Is your monthly payment straining your budget?
You may want to consider refinancing to lower your monthly payment.
Even if rates are the same as when you obtained your current mortgage, you may want to refinance to extend the term of your loan if you’re having difficulty meeting your monthly payments.
Has your credit rating improved?
When you applied for your mortgage, perhaps you had little credit history or maybe even a blemish or two on your borrowing record. Your credit score was a big factor when your lender determined the interest rate on your mortgage. If you had a low or mediocre score that has since improved, you may now be eligible for a better rate if you refinance.
Have you recently begun to earn a higher income?
Refinancing isn’t always about lowering your monthly payment. Maybe you’ve received a salary increase at work, or your spouse has recently returned to the workforce after staying home to raise a family. You may want to put that extra income towards your mortgage. Converting to a 15- instead of a 30-year amortization, for example, will pay it off much faster and save you tens of thousands of dollars in interest payments.
Do you need to consolidate debt?
If you have built up considerable equity in your home, but you’re mired in other debt, consider an Equity Take Out (ETO). Debt consolidation involves getting a new mortgage for a larger amount than you currently owe. For example, if your home is worth $285,000 and your outstanding principal is currently at $185,000, you have $100,000 in equity. By refinancing to a new mortgage with a principal of $215,000, you can free up $30,000 to pay down high-interest credit card or other debt. You’ll save money if your new mortgage has a lower rate than the other loans, and you’ll have the added convenience of only having to make a single monthly payment.

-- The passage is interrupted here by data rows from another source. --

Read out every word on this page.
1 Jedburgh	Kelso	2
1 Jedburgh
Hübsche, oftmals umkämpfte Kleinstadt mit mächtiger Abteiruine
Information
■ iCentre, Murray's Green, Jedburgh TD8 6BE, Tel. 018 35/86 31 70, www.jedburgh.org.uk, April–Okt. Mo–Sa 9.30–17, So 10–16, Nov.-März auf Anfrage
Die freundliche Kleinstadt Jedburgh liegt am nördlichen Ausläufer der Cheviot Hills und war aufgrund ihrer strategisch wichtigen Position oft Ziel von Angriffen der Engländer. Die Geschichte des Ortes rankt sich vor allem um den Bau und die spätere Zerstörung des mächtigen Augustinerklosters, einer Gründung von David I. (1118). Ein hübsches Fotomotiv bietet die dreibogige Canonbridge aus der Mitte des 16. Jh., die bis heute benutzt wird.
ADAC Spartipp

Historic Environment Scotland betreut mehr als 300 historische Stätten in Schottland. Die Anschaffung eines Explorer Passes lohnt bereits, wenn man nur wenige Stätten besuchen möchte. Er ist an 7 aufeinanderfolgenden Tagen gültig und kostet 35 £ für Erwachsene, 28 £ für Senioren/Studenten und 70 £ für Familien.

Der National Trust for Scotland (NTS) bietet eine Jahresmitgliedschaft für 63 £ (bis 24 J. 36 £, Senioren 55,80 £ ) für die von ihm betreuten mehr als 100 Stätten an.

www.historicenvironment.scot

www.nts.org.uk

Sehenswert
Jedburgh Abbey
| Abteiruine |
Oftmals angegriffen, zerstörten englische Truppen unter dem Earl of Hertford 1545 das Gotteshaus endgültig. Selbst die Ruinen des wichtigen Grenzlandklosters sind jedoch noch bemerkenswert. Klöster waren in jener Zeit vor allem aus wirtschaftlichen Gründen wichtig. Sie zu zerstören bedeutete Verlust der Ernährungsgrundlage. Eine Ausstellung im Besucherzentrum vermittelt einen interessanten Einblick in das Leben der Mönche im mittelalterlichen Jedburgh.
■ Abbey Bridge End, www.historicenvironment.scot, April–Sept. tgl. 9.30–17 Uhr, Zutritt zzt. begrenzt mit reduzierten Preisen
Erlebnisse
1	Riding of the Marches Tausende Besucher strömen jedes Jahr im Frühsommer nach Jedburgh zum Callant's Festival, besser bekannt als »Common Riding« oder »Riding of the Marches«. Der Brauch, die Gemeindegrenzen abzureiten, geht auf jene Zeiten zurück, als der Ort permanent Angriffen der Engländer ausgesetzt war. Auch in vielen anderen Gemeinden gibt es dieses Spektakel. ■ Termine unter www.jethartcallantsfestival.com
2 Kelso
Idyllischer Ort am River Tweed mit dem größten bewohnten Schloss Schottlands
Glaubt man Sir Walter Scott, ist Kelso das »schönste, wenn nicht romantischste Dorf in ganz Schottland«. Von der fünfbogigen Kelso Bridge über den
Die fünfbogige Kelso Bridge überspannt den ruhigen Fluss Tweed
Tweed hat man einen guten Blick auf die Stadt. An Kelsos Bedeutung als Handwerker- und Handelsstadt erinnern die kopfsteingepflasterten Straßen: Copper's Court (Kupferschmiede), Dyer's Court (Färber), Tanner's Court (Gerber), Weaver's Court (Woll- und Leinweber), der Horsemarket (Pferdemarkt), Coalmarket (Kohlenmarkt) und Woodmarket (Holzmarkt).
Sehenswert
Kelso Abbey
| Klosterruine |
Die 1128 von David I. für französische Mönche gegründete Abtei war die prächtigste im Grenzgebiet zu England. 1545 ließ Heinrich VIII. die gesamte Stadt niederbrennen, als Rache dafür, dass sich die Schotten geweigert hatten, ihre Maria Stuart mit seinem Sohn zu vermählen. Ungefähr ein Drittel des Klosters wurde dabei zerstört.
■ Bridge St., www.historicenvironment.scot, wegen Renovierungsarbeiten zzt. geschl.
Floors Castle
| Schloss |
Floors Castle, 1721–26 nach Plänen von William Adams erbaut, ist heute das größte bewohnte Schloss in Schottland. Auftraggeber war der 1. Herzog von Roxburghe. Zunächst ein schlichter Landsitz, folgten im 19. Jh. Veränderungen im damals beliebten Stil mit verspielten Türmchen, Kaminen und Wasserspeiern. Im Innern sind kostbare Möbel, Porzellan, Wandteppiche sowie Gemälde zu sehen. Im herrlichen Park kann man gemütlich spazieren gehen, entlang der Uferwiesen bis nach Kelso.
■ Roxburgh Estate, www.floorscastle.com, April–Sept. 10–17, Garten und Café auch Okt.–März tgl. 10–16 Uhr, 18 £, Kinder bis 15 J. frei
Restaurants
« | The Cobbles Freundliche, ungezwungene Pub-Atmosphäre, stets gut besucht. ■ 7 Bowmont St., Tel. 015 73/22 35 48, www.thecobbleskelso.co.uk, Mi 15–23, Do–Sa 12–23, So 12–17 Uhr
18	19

Do you need money for a major expense?
ETO’s aren’t just for consolidating debt. If you have available equity in your home, it may enable you to undertake some major home improvements, or to free up money for your children’s education. If you do plan on pulling money out, it’s important to be realistic about your future goals. Remember that taking cash out will increase the principal you owe on your home. This may impact you when you go to sell your home.
Remember, refinancing doesn’t come without a price: closing costs will eat into your savings at first, so the longer you plan to stay in your home, the more you’ll benefit.